If you are looking for a supplement that provides a lot of protein per serving size, you could opt for protein bars. But be careful which ones you choose. You could end up going down that road of overly processed or sugary options that carry little nutrition value. When choosing a protein bar, of course we want to ensure there is significant protein in it. I tell my patients to aim for at least 12g protein and at least 3g of fiber to keep you satisfied longer. Keep it around 200 calories or less per serving and limit added sugars to 5g per serving.

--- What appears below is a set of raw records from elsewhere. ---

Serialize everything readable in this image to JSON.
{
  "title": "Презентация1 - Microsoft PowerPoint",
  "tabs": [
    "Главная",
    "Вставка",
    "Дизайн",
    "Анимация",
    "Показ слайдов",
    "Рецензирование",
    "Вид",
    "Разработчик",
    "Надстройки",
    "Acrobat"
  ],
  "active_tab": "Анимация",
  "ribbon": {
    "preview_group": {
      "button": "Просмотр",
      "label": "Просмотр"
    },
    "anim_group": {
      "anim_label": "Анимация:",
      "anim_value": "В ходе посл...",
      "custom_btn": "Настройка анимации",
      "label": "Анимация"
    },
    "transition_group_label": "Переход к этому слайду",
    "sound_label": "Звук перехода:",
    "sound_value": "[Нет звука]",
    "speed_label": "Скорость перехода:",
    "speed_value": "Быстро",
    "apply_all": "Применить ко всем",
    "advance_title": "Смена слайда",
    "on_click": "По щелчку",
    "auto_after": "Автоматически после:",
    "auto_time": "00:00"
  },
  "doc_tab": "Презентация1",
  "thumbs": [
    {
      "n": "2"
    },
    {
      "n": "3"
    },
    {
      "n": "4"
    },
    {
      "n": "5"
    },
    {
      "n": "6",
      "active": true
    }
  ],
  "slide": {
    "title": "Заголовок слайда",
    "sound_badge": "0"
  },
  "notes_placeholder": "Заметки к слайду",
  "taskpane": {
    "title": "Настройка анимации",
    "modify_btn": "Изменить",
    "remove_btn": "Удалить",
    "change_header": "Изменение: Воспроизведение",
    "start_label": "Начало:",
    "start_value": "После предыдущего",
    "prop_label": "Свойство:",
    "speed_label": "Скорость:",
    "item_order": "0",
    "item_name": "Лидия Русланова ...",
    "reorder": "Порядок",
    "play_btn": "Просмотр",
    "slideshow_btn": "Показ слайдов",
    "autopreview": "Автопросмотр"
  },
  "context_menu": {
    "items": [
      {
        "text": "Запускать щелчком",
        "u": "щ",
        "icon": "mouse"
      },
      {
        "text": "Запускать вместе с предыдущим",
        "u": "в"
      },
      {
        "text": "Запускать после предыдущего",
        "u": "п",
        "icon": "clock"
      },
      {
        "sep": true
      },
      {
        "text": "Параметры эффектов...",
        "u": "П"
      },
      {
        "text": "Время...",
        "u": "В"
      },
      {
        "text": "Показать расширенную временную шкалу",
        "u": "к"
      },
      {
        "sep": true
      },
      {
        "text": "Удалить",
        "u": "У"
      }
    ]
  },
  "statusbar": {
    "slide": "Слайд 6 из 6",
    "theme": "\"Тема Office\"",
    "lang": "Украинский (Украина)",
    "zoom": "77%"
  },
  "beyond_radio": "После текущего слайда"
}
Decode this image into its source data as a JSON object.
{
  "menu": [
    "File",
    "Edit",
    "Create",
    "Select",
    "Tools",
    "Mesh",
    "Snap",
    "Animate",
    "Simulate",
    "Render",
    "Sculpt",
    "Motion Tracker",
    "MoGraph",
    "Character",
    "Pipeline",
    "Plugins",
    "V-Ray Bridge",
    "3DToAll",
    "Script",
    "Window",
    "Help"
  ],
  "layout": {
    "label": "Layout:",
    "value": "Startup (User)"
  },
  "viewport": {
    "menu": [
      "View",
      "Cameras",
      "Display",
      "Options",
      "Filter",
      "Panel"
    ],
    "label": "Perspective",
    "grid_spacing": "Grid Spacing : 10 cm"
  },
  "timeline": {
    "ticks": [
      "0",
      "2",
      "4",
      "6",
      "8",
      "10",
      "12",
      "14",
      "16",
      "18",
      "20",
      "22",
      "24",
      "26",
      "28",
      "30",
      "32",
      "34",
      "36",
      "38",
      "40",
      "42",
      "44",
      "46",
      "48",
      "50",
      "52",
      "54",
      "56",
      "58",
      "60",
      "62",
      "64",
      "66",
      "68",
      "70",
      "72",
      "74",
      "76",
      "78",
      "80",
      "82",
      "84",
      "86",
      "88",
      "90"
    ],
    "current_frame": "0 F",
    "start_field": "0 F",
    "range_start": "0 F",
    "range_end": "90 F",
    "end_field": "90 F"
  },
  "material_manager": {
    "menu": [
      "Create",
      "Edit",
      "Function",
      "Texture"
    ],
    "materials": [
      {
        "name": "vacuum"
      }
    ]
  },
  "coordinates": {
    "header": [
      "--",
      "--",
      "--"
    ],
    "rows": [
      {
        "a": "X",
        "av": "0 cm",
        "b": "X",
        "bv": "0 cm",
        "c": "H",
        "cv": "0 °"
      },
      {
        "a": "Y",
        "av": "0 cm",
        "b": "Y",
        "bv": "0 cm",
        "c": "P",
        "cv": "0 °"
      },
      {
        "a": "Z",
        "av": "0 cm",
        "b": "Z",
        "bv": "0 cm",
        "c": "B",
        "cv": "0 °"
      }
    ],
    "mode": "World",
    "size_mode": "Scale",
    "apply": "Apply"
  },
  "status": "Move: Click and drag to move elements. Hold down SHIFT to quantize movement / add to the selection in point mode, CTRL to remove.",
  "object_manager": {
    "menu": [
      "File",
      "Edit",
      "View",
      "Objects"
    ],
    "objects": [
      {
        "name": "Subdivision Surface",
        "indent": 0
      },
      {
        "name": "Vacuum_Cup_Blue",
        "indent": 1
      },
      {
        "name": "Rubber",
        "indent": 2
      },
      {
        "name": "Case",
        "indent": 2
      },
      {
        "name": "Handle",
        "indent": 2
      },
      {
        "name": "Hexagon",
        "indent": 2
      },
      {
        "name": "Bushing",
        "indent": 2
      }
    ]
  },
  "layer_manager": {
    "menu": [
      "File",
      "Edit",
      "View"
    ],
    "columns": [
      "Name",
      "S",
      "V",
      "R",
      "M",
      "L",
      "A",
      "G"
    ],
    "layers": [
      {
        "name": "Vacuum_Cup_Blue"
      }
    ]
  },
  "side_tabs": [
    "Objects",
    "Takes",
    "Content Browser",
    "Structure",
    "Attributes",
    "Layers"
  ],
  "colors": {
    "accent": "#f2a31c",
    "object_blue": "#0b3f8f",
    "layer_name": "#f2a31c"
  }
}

Another option could be protein smoothies as they can be an elevated version of a protein shake. But wait, it’s liquid. Yes I know, but with a fully balanced smoothie, you can add a lot of nutritional value. By simply adding sources of protein, healthy fat, and fiber, you can help slow down digestion, making you feel fuller for longer. I give each and every patient a smoothie guide that teaches them how to do this and they absolutely love the different combinations of flavors they can use.
So what is the main takeaway from this? The takeaway is to not have most of your nutrition come from liquid supplements after surgery. This can lead to higher levels of hunger, not feeling satisfied, confusing hunger hormones, and increased snacking on not-so-awesome choices. But with a little planning and effort, you can start to incorporate more protein rich solids into your day.
BariMelts provides general recommendations, not to be construed as medical advice. Please consult your doctor.